The Department of Psychology has been fortunate to have several NSF fellows in the program each year. Bjorn Hubert-Wallander, a 2nd year Cognition and Perception student with Geoffrey Boynton in the Vision and Cognition Lab, is our most recent recipient of this prestigious fellowship.

Let's start with the basics, where are you from and where did you complete undergraduate and masters degrees?

I'm most recently from the University of Rochester, where I worked as a research assistant for Daphne Bavelier in Brain and Cognitive Sciences, but I got my bachelor's in psychology at Vanderbilt University in Nashville, TN. I grew up in Alabama, in the deepest of the deep south!

How did you wind up at UW--why did you apply here? What do you think about living in Seattle?

I ended up here because I was very impressed with the Vision and Cognition lab and its researchers. I thought it would be a great environment in which to learn new techniques and explore the lines of research I'm most interested in. Seattle is a beautiful city and I really enjoy how much there is to do here.

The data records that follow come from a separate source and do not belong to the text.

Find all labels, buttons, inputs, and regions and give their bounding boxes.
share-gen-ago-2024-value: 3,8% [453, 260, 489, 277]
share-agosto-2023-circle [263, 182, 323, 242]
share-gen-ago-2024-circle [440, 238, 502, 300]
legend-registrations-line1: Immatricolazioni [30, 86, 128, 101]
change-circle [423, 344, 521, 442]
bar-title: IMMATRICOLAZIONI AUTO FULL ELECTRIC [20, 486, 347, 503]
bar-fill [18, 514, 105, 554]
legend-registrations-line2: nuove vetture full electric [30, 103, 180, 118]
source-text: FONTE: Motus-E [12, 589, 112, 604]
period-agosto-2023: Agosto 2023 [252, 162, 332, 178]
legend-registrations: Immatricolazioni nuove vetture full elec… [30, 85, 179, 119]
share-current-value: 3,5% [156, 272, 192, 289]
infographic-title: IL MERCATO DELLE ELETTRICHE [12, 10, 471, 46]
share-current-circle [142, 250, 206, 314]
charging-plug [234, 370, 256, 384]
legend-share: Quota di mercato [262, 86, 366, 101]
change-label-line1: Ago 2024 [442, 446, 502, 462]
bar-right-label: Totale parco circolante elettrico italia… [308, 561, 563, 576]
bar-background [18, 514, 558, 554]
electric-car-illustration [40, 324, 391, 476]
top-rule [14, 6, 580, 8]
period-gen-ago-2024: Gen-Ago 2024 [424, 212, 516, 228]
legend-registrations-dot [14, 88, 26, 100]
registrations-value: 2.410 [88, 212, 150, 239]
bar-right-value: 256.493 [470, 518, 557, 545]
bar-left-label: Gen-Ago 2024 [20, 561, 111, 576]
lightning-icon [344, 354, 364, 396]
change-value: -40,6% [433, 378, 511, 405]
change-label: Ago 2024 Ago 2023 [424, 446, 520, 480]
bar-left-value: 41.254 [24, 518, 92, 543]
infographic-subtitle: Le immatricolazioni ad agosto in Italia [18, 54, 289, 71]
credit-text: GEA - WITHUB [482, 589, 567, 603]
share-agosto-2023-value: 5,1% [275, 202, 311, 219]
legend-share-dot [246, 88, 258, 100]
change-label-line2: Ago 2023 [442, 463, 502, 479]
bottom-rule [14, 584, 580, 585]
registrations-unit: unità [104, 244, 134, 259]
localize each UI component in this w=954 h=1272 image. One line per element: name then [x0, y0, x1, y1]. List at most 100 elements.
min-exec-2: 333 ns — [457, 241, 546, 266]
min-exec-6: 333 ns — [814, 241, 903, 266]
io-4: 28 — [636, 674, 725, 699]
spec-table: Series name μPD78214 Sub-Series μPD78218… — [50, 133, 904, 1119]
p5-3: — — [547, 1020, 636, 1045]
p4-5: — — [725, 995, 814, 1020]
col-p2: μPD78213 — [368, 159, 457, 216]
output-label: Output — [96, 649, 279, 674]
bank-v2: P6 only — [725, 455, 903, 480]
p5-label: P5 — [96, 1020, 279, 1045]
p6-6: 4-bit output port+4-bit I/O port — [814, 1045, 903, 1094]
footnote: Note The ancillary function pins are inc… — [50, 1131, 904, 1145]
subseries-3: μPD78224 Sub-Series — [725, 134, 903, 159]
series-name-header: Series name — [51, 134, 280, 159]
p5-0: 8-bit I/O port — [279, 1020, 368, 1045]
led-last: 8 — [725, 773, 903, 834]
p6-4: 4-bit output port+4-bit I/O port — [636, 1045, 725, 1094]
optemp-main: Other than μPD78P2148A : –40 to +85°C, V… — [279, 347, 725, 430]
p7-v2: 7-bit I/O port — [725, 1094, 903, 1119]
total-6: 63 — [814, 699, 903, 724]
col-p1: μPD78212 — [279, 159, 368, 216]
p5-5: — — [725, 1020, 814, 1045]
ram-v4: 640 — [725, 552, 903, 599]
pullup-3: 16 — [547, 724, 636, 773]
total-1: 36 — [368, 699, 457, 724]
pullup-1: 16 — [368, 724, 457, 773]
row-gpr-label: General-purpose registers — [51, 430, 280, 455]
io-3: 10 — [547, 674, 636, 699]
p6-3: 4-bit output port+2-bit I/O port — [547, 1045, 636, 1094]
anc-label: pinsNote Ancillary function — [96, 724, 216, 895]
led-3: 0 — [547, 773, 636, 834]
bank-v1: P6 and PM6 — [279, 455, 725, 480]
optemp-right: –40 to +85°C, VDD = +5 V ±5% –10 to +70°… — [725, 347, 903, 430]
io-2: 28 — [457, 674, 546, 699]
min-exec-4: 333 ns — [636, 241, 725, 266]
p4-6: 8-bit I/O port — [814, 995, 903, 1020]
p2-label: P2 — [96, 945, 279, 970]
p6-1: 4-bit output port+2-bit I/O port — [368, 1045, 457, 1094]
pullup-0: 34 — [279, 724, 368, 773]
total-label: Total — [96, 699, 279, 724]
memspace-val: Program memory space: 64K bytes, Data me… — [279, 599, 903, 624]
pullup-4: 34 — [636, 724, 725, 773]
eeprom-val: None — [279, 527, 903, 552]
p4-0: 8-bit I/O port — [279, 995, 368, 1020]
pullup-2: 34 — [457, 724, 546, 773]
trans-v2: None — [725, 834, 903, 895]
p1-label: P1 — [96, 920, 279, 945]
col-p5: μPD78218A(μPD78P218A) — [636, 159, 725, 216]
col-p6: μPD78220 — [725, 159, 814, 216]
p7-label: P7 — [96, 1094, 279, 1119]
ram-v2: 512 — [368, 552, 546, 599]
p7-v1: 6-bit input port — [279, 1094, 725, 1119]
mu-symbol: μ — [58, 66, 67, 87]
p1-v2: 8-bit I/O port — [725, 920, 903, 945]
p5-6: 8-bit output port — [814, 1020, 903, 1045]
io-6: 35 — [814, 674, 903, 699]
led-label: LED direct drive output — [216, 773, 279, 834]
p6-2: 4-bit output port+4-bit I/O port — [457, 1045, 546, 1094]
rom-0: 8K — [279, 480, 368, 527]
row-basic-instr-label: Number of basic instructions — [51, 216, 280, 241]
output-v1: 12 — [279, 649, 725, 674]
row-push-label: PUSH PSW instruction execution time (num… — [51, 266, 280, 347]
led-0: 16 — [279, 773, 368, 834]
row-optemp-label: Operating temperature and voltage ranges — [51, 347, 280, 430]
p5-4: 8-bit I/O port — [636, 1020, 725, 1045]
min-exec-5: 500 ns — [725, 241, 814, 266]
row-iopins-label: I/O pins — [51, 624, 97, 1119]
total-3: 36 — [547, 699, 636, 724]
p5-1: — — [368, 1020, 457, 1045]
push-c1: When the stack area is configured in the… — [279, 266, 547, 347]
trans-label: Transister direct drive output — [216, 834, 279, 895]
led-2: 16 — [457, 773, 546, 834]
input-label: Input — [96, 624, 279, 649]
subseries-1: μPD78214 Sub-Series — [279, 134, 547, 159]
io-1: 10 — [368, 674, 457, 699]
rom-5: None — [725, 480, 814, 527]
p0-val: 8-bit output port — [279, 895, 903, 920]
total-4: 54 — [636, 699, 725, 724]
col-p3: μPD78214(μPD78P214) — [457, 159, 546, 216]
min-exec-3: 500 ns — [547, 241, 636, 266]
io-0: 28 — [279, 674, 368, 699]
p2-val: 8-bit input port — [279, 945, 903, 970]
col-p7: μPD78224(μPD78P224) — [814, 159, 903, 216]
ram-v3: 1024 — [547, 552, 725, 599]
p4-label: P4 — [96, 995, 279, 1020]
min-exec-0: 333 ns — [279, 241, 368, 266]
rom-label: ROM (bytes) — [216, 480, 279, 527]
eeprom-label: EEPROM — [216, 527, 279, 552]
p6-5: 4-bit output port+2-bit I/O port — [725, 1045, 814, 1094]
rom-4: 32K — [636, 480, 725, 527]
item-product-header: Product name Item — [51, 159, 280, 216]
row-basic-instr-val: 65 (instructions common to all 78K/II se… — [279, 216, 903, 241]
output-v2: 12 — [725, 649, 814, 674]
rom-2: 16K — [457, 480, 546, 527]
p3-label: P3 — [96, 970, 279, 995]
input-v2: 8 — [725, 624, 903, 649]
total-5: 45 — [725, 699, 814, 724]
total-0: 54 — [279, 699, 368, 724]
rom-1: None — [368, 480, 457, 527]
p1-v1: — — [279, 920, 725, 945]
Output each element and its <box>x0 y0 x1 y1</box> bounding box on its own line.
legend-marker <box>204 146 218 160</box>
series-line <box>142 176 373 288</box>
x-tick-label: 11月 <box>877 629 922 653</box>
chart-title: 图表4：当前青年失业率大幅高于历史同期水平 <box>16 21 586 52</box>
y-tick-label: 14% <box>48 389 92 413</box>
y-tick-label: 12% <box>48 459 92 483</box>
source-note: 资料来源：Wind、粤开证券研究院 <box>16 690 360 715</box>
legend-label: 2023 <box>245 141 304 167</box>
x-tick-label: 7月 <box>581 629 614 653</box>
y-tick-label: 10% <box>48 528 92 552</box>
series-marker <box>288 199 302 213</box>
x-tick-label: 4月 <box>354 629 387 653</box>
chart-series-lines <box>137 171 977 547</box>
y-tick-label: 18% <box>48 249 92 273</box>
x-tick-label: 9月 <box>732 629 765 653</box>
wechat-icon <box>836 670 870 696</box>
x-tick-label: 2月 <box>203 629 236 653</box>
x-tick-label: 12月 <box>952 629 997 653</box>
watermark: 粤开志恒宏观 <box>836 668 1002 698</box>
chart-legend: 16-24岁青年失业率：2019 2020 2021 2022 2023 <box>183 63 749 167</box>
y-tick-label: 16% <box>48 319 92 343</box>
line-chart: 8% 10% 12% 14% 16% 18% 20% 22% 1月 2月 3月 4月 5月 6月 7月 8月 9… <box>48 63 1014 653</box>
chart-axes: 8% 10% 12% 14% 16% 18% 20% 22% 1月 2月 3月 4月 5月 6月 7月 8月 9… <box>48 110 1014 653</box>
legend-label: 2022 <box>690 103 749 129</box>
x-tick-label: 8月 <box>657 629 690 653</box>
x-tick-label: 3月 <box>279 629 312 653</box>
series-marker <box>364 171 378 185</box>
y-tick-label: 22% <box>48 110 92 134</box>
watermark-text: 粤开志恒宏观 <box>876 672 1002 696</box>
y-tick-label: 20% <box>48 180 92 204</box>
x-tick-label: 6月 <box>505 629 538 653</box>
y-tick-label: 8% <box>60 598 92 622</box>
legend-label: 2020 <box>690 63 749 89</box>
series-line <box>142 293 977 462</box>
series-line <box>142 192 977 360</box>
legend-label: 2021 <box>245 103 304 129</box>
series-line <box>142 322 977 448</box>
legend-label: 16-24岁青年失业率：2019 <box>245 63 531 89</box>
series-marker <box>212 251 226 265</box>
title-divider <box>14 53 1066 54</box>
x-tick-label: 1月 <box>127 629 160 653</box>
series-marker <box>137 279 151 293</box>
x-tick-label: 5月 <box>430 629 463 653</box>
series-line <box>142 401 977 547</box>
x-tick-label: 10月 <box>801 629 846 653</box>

What is your research interest and how did you get into it (what inspires/motivates you)?

I'm interested in the general problem of visual perception, and I'm especially interested in how and why our subjective visual experience isn't a veridical representation of the real world. In particular, I do research on visual attention's large role in this process, trying to learn more about how we direct attention, and how it directs us.

How did you learn about your funding opportunity and tell us about the application and waiting process?

The NSF GRFP is widely known in my field, so nothing in particular tipped me off to it. The application process was invigorating more than anything else, and the end result was a plan I was proud of and plan to execute. Waiting isn't fun, but once it's all submitted that's all there is to do!

How did you feel when you learned that your application was accepted and that you will receive two to three years of funding?

It was great!

Do you have any advice/tips/suggestions for others who may apply to this opportunity? About graduate study in general?

I highly highly recommend developing the proposal together with advisors, past and present. They know what reviewers are looking for and can add a lot of oomph to your application. I also recommend getting as many examples of successful applications as you can, since it gives you a strong base to start from. Finally, I always recommend trying to show your genuine enthusiasm and curiosity for your field and for your specific research questions. 

What do you hope to accomplish with the funding and/or while in the UW Psychology graduate program?

I plan to use it to devote as much time to productive research as possible!

What do you like doing in your spare time?

Honestly? Eating and playing video games.

The last book and/or movie you saw and enjoyed?

"The Name of the Wind," by Patrick Rothfuss.

What you plan to do once you complete your PhD?

I'd like to eventually go on to a faculty position and contribute what I can to our knowledge of human perception. The idea of working in academia for the rest of my life is incredibly appealing to me!